After collision: A + B (190 kg)  =>  v

M_after = M_A+B = (190)(v)

Momentum conservation:

M_before = M_after  =>  - 5 = (190)(v)

v = (-5)/(190) = -0.03 m/s   (direction: left)

B pushes A at a speed of 0.03 m/s.

7. Use the approach used in problem 6. Do it by yourself. You may see this in the test.

9. 20 stairs (h_step = 20 cm), weight = 700 N, Dt = 1.25 s  =>  W, P, and DPE

Height of stairs = (0.2 m/step)(20 steps) = 4 m

Force required to overcome the resistance (weight) = 700 N (upward)

Combine d and cos q in Eq. 6, which is equal to the height of the stairs.
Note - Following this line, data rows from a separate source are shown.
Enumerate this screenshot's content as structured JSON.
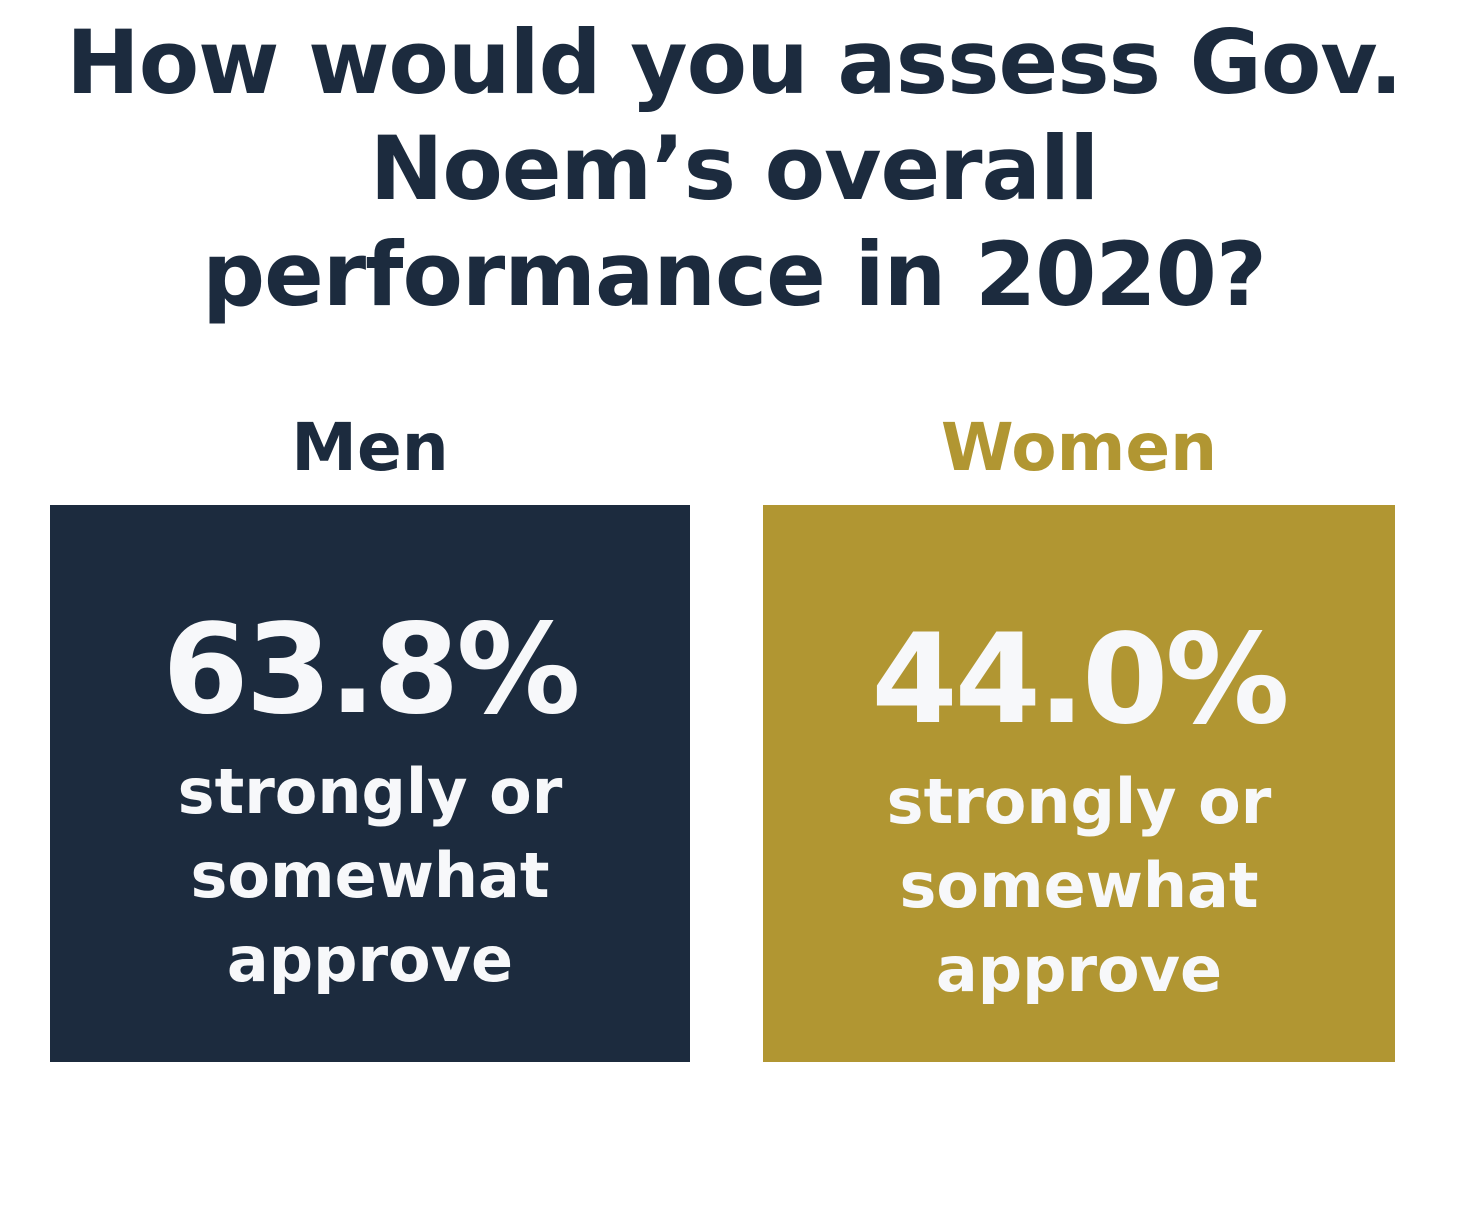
{
  "title": {
    "line1": "How would you assess Gov.",
    "line2": "Noem’s overall",
    "line3": "performance in 2020?"
  },
  "colors": {
    "navy": "#1c2b3e",
    "gold": "#b19632",
    "text_light": "#f7f8fa",
    "background": "#ffffff"
  },
  "groups": [
    {
      "label": "Men",
      "value": "63.8%",
      "desc1": "strongly or",
      "desc2": "somewhat",
      "desc3": "approve"
    },
    {
      "label": "Women",
      "value": "44.0%",
      "desc1": "strongly or",
      "desc2": "somewhat",
      "desc3": "approve"
    }
  ]
}
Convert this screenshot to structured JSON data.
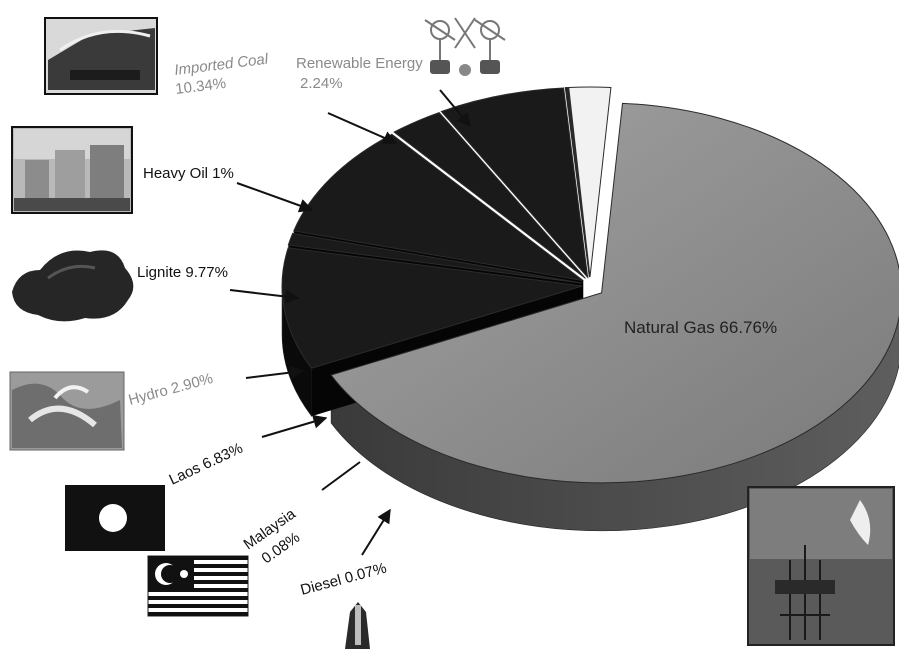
{
  "chart_data": {
    "type": "pie",
    "title": "",
    "categories": [
      "Natural Gas",
      "Imported Coal",
      "Heavy Oil",
      "Lignite",
      "Hydro",
      "Laos",
      "Malaysia",
      "Diesel",
      "Renewable Energy"
    ],
    "values": [
      66.76,
      10.34,
      1,
      9.77,
      2.9,
      6.83,
      0.08,
      0.07,
      2.24
    ],
    "labels": {
      "natural_gas": "Natural Gas 66.76%",
      "imported_coal_name": "Imported Coal",
      "imported_coal_value": "10.34%",
      "renewable_name": "Renewable Energy",
      "renewable_value": "2.24%",
      "heavy_oil": "Heavy Oil  1%",
      "lignite": "Lignite 9.77%",
      "hydro": "Hydro 2.90%",
      "laos": "Laos  6.83%",
      "malaysia_name": "Malaysia",
      "malaysia_value": "0.08%",
      "diesel": "Diesel  0.07%"
    },
    "colors": {
      "natural_gas_top": "#8f8f8f",
      "natural_gas_side": "#4d4d4d",
      "dark_slice": "#1a1a1a",
      "dark_side": "#0a0a0a",
      "renewable": "#f2f2f2"
    },
    "style": "3d-exploded-pie",
    "legend": "none"
  },
  "icons": [
    "coal-train-photo-icon",
    "wind-turbine-icon",
    "oil-tanks-photo-icon",
    "lignite-rock-icon",
    "hydro-dam-photo-icon",
    "laos-flag-icon",
    "malaysia-flag-icon",
    "diesel-tank-icon",
    "offshore-rig-photo-icon"
  ]
}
Work (Eq. 6):  W = Fd (cos q) = F (d cos q) = Fh = (700)(4) = 2,800 J

Power (Eq. 7):  P = W / Dt = (2800)/(1.25) = 2,240 W

Change in PE:  Same to work done  =>   2,800 J

10. Pitched ball:  m = 1 kg, v = 28 m/s

From Eq. 4:

Momentum of the ball:  M = m v = (1)(28) = 28 kg m/s

Impulse (I) = change in momentum (DM)   =>  in stopping the ball, I = DM = 28 kg m/s

I = 28 Ns

Since Dt = 0.5 s:

From Eq. 5:  I = (F_impuse)(Dt) =>  F_impuse = I / Dt = (28) / (0.5) = 56 N

Additional Problems

3. m_block = 2 kg, F = 7.5 N, resulting a = 3 m/s²   =>  F_f

[Hint] This problem is combination of the Newton’s Law of Acceleration and frictional force. See the diagram below. The net force (F - F_f) causes an acceleration of 3 m/s².
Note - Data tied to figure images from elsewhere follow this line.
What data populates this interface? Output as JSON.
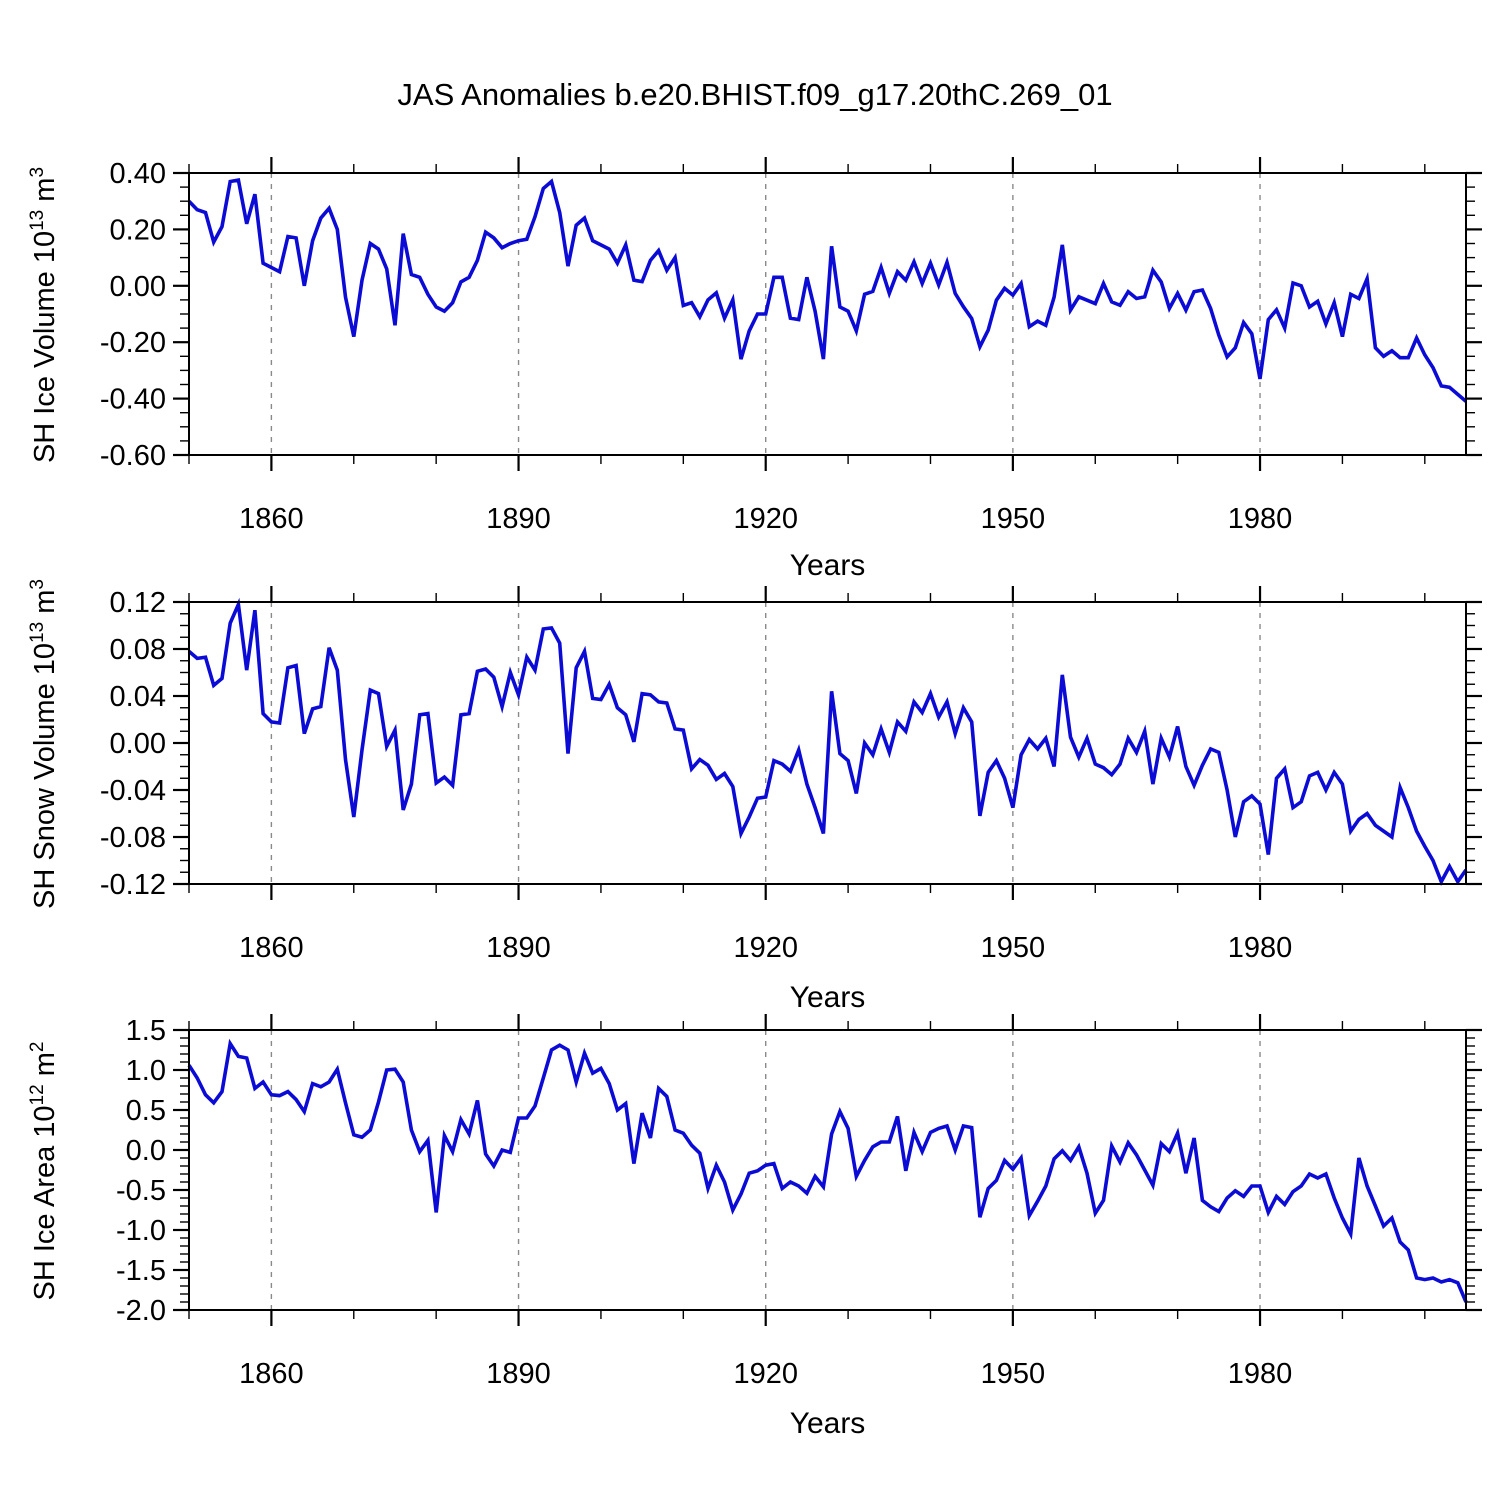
{
  "title": "JAS Anomalies b.e20.BHIST.f09_g17.20thC.269_01",
  "colors": {
    "line": "#0b0bd5",
    "grid": "#8a8a8a",
    "frame": "#000000",
    "background": "#ffffff"
  },
  "chart_data": [
    {
      "type": "line",
      "ylabel": {
        "text": "SH Ice Volume 10",
        "exp": "13",
        "unit": " m",
        "unit_exp": "3"
      },
      "xlabel": "Years",
      "x_range": [
        1850,
        2005
      ],
      "x_tick_labels": [
        "1860",
        "1890",
        "1920",
        "1950",
        "1980"
      ],
      "x_minor_step": 10,
      "gridlines_at": [
        1860,
        1890,
        1920,
        1950,
        1980
      ],
      "ylim": [
        -0.6,
        0.4
      ],
      "y_tick_labels": [
        "0.40",
        "0.20",
        "0.00",
        "-0.20",
        "-0.40",
        "-0.60"
      ],
      "y_minor_step": 0.05,
      "legend": "none",
      "grid": "vertical-dashed",
      "values": [
        0.3,
        0.27,
        0.26,
        0.155,
        0.21,
        0.37,
        0.375,
        0.22,
        0.325,
        0.08,
        0.065,
        0.05,
        0.175,
        0.17,
        0.0,
        0.16,
        0.24,
        0.275,
        0.2,
        -0.04,
        -0.18,
        0.02,
        0.15,
        0.13,
        0.06,
        -0.14,
        0.185,
        0.04,
        0.03,
        -0.03,
        -0.075,
        -0.09,
        -0.06,
        0.014,
        0.03,
        0.09,
        0.19,
        0.17,
        0.135,
        0.15,
        0.16,
        0.165,
        0.245,
        0.345,
        0.37,
        0.26,
        0.07,
        0.215,
        0.24,
        0.16,
        0.145,
        0.13,
        0.08,
        0.145,
        0.02,
        0.015,
        0.09,
        0.125,
        0.055,
        0.1,
        -0.07,
        -0.06,
        -0.11,
        -0.05,
        -0.025,
        -0.115,
        -0.05,
        -0.26,
        -0.16,
        -0.1,
        -0.1,
        0.03,
        0.03,
        -0.115,
        -0.12,
        0.03,
        -0.09,
        -0.26,
        0.14,
        -0.075,
        -0.09,
        -0.16,
        -0.03,
        -0.02,
        0.065,
        -0.027,
        0.05,
        0.02,
        0.085,
        0.008,
        0.08,
        0.003,
        0.083,
        -0.027,
        -0.074,
        -0.116,
        -0.216,
        -0.157,
        -0.051,
        -0.009,
        -0.033,
        0.008,
        -0.145,
        -0.125,
        -0.14,
        -0.04,
        0.145,
        -0.086,
        -0.039,
        -0.051,
        -0.063,
        0.008,
        -0.057,
        -0.069,
        -0.021,
        -0.045,
        -0.039,
        0.055,
        0.014,
        -0.08,
        -0.027,
        -0.086,
        -0.021,
        -0.015,
        -0.08,
        -0.175,
        -0.252,
        -0.22,
        -0.13,
        -0.17,
        -0.33,
        -0.12,
        -0.085,
        -0.15,
        0.01,
        0.0,
        -0.075,
        -0.055,
        -0.135,
        -0.06,
        -0.18,
        -0.03,
        -0.045,
        0.025,
        -0.22,
        -0.25,
        -0.23,
        -0.255,
        -0.255,
        -0.185,
        -0.245,
        -0.29,
        -0.355,
        -0.36,
        -0.385,
        -0.41
      ]
    },
    {
      "type": "line",
      "ylabel": {
        "text": "SH Snow Volume 10",
        "exp": "13",
        "unit": " m",
        "unit_exp": "3"
      },
      "xlabel": "Years",
      "x_range": [
        1850,
        2005
      ],
      "x_tick_labels": [
        "1860",
        "1890",
        "1920",
        "1950",
        "1980"
      ],
      "x_minor_step": 10,
      "gridlines_at": [
        1860,
        1890,
        1920,
        1950,
        1980
      ],
      "ylim": [
        -0.12,
        0.12
      ],
      "y_tick_labels": [
        "0.12",
        "0.08",
        "0.04",
        "0.00",
        "-0.04",
        "-0.08",
        "-0.12"
      ],
      "y_minor_step": 0.01,
      "legend": "none",
      "grid": "vertical-dashed",
      "values": [
        0.078,
        0.072,
        0.073,
        0.049,
        0.055,
        0.102,
        0.118,
        0.062,
        0.113,
        0.025,
        0.018,
        0.017,
        0.064,
        0.066,
        0.008,
        0.029,
        0.031,
        0.081,
        0.062,
        -0.014,
        -0.063,
        -0.006,
        0.045,
        0.042,
        -0.003,
        0.011,
        -0.057,
        -0.035,
        0.024,
        0.025,
        -0.034,
        -0.029,
        -0.036,
        0.024,
        0.025,
        0.061,
        0.063,
        0.056,
        0.031,
        0.06,
        0.041,
        0.073,
        0.062,
        0.097,
        0.098,
        0.085,
        -0.009,
        0.064,
        0.078,
        0.038,
        0.037,
        0.05,
        0.03,
        0.024,
        0.001,
        0.042,
        0.041,
        0.035,
        0.034,
        0.012,
        0.011,
        -0.022,
        -0.014,
        -0.019,
        -0.031,
        -0.026,
        -0.037,
        -0.077,
        -0.063,
        -0.047,
        -0.046,
        -0.015,
        -0.018,
        -0.024,
        -0.006,
        -0.035,
        -0.055,
        -0.077,
        0.044,
        -0.009,
        -0.015,
        -0.043,
        0.0,
        -0.01,
        0.012,
        -0.008,
        0.018,
        0.01,
        0.035,
        0.026,
        0.042,
        0.022,
        0.035,
        0.008,
        0.03,
        0.018,
        -0.062,
        -0.025,
        -0.015,
        -0.03,
        -0.055,
        -0.01,
        0.003,
        -0.005,
        0.004,
        -0.02,
        0.058,
        0.005,
        -0.012,
        0.004,
        -0.018,
        -0.021,
        -0.027,
        -0.018,
        0.004,
        -0.008,
        0.01,
        -0.035,
        0.004,
        -0.012,
        0.014,
        -0.02,
        -0.036,
        -0.019,
        -0.005,
        -0.008,
        -0.04,
        -0.08,
        -0.05,
        -0.045,
        -0.052,
        -0.095,
        -0.03,
        -0.022,
        -0.055,
        -0.05,
        -0.028,
        -0.025,
        -0.04,
        -0.025,
        -0.035,
        -0.075,
        -0.065,
        -0.06,
        -0.07,
        -0.075,
        -0.08,
        -0.038,
        -0.055,
        -0.075,
        -0.088,
        -0.1,
        -0.118,
        -0.105,
        -0.118,
        -0.108
      ]
    },
    {
      "type": "line",
      "ylabel": {
        "text": "SH Ice Area 10",
        "exp": "12",
        "unit": " m",
        "unit_exp": "2"
      },
      "xlabel": "Years",
      "x_range": [
        1850,
        2005
      ],
      "x_tick_labels": [
        "1860",
        "1890",
        "1920",
        "1950",
        "1980"
      ],
      "x_minor_step": 10,
      "gridlines_at": [
        1860,
        1890,
        1920,
        1950,
        1980
      ],
      "ylim": [
        -2.0,
        1.5
      ],
      "y_tick_labels": [
        "1.5",
        "1.0",
        "0.5",
        "0.0",
        "-0.5",
        "-1.0",
        "-1.5",
        "-2.0"
      ],
      "y_minor_step": 0.1,
      "legend": "none",
      "grid": "vertical-dashed",
      "values": [
        1.06,
        0.9,
        0.69,
        0.59,
        0.73,
        1.33,
        1.17,
        1.15,
        0.77,
        0.85,
        0.69,
        0.68,
        0.73,
        0.63,
        0.48,
        0.83,
        0.79,
        0.85,
        1.01,
        0.59,
        0.19,
        0.16,
        0.25,
        0.6,
        1.0,
        1.01,
        0.85,
        0.25,
        -0.02,
        0.12,
        -0.78,
        0.18,
        -0.02,
        0.38,
        0.2,
        0.62,
        -0.05,
        -0.2,
        0.0,
        -0.03,
        0.4,
        0.4,
        0.55,
        0.9,
        1.25,
        1.31,
        1.25,
        0.85,
        1.21,
        0.96,
        1.02,
        0.83,
        0.5,
        0.58,
        -0.17,
        0.46,
        0.15,
        0.77,
        0.67,
        0.25,
        0.21,
        0.06,
        -0.04,
        -0.48,
        -0.19,
        -0.4,
        -0.75,
        -0.55,
        -0.29,
        -0.26,
        -0.19,
        -0.17,
        -0.48,
        -0.4,
        -0.45,
        -0.54,
        -0.33,
        -0.46,
        0.2,
        0.48,
        0.27,
        -0.33,
        -0.13,
        0.04,
        0.1,
        0.1,
        0.42,
        -0.26,
        0.22,
        -0.02,
        0.22,
        0.27,
        0.3,
        0.0,
        0.3,
        0.28,
        -0.84,
        -0.48,
        -0.38,
        -0.13,
        -0.24,
        -0.1,
        -0.82,
        -0.64,
        -0.45,
        -0.11,
        -0.01,
        -0.13,
        0.04,
        -0.29,
        -0.79,
        -0.63,
        0.05,
        -0.15,
        0.09,
        -0.06,
        -0.25,
        -0.44,
        0.08,
        -0.02,
        0.21,
        -0.29,
        0.15,
        -0.63,
        -0.71,
        -0.77,
        -0.6,
        -0.51,
        -0.58,
        -0.45,
        -0.45,
        -0.78,
        -0.58,
        -0.68,
        -0.52,
        -0.45,
        -0.3,
        -0.35,
        -0.3,
        -0.6,
        -0.85,
        -1.05,
        -0.1,
        -0.45,
        -0.7,
        -0.95,
        -0.85,
        -1.15,
        -1.25,
        -1.6,
        -1.62,
        -1.6,
        -1.65,
        -1.62,
        -1.66,
        -1.9
      ]
    }
  ]
}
Eq. 1:  F_net = ma = (2)(3) = 6 N

F_net = F - F_f = 7.5 - F_f   =>  7.5 - F_f = 6

F_f = 7.5 - 6 = 1.5 N

6. Golf club:  r = 108 cm = 1.08 m, m = 0.73 kg, Dt = 0.5 s, a = 10 rad/s²  =>   M

This is combination of circular motion and linear momentum. Figure out the linear velocity of the club head first and compute the momentum. The question implies that the initial angular velocity of the club is 0 rad/s.

   

Angular velocity at impact:  w₂ = (10)(0.5) = 5 rad/s

Linear velocity of the club head:  v₂ = (r)(w₂) = (1.08)(5) = 5.4 m/s

Momentum of the head:  M₂ = (m)(v₂) = (0.73)(5.4) = 3.94 kg m/s

7. Ball:  weight = 6.5 N, initial v = 20 m/s, angle = 35°, projection height = 1.5 m

This problem is a combination of projectile motion, weight and kinetic energy.

The velocity of the ball at the height it was projected is the same to the initial velocity.

Mechanical work done in stopping the ball in motion is the same to the KE of the ball before the catch.

Mass of the ball, from Eq. 3:  m = (6.5)/(9.81) = 0.66 kg

Velocity at 1.5 m high = initial v = 20 m/s

From Eq. 9:  KE = (1/2)(m)(v²) = (0.5)(0.66)(20²) = 132.5 J

8. Vertical jump:  m = 50 kg, v = 2 m/s

Max. KE (at takeoff) = (0.5)(50)(2²) = 100 J

Max. PE, based on the ME conservation law (at the apex) = 100 J

Min. KE (at the apex) = 0 J

Elevation of jumper’s center of mass (CM):

Max. KE at takeoff = Max. PE at apex:

(0.5)(50)(2²) = (50)(9.81)(h)

h = 0.20 m

9. Apply the approach used in the previous problem. Do it by yourself.